A federal judge late Monday blocked the Trump administration's Medicare cuts to 340B hospitals, saying the new rates aren't lawful for 2018 and 2019.
However, U.S. District Judge Rudolph Contreras did not grant hospitals the permanent injunction against the cuts that they wanted. Instead, he ordered the department to take "first crack" at a remedial measure with a status update due Aug. 5.
"The secretary's deficiencies here were substantial," the judge wrote in a decision late Monday. "He patently violated the Medicare Act's text. Unlike cases in which the agency's decision may have been lawful, but was inadequately explained … no amount of reasoning on remand will allow the secretary to re-implement the 340B rates in the same manner."
The decision follows a series of lawsuits led by the American Hospital Association against the initial rule that slashed Medicare Part B drug reimbursement rates for hospitals that receive 340B drug discounts. The legal battle started in late 2017, before the 2018 pay rule that first imposed the cuts went into place.
Contreras also rejected HHS' claims that the hospitals should have gone through the agency's administrative process rather than the courts to address their problems with the 340B cuts.
The judge said he decided not to give the hospitals injunctive relief because eliminating the rule could wreak havoc on Medicare, since the regulations first went into effect in January 2018.
Specifically, Contreras noted that HHS can't add to the department's expenses.

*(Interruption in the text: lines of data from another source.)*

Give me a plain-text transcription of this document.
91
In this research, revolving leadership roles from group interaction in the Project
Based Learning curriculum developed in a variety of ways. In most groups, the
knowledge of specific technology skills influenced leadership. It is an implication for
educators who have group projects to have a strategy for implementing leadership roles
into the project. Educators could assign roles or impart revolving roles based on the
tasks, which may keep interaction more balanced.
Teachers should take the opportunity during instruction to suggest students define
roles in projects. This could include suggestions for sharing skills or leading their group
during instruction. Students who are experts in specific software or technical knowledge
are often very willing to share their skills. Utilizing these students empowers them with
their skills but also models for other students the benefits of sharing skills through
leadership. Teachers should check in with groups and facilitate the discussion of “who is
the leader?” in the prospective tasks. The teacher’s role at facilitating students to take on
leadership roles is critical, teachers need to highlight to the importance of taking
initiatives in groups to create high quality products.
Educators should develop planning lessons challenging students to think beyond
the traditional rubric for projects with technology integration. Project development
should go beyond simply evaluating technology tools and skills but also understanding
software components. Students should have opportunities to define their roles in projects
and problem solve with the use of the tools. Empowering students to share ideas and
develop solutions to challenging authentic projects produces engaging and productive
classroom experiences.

If the department retroactively raised the 340B hospital pay rates for 2018 and 2019 it would have to retroactively lower other Medicare rates at the same time.
"And because HHS has already processed claims under the previous rates, the secretary would potentially be required to recoup certain payments made to providers; an expensive and time-consuming prospect," the judge wrote, estimating that it could lead to $25 million to $30 million in administrative costs alone.
In a joint statement, the AHA, Association of American Medical Colleges and America's Essential Hospitals said 340B hospitals welcomed the ruling.
"We urge HHS to promptly comply with the judge's ruling and restore to 340B hospitals all funds that have been unlawfully withheld," the group said.
Capitol Hill lawmakers want the 340B program to undergo more reform, and GOP members of the U.S. House of Representatives previously prioritized legislation to tighten scrutiny of 340B hospitals and how they spent the money they receive through manufacturer discounts. That policy's momentum has died since Democrats took control of the chamber in November 2018.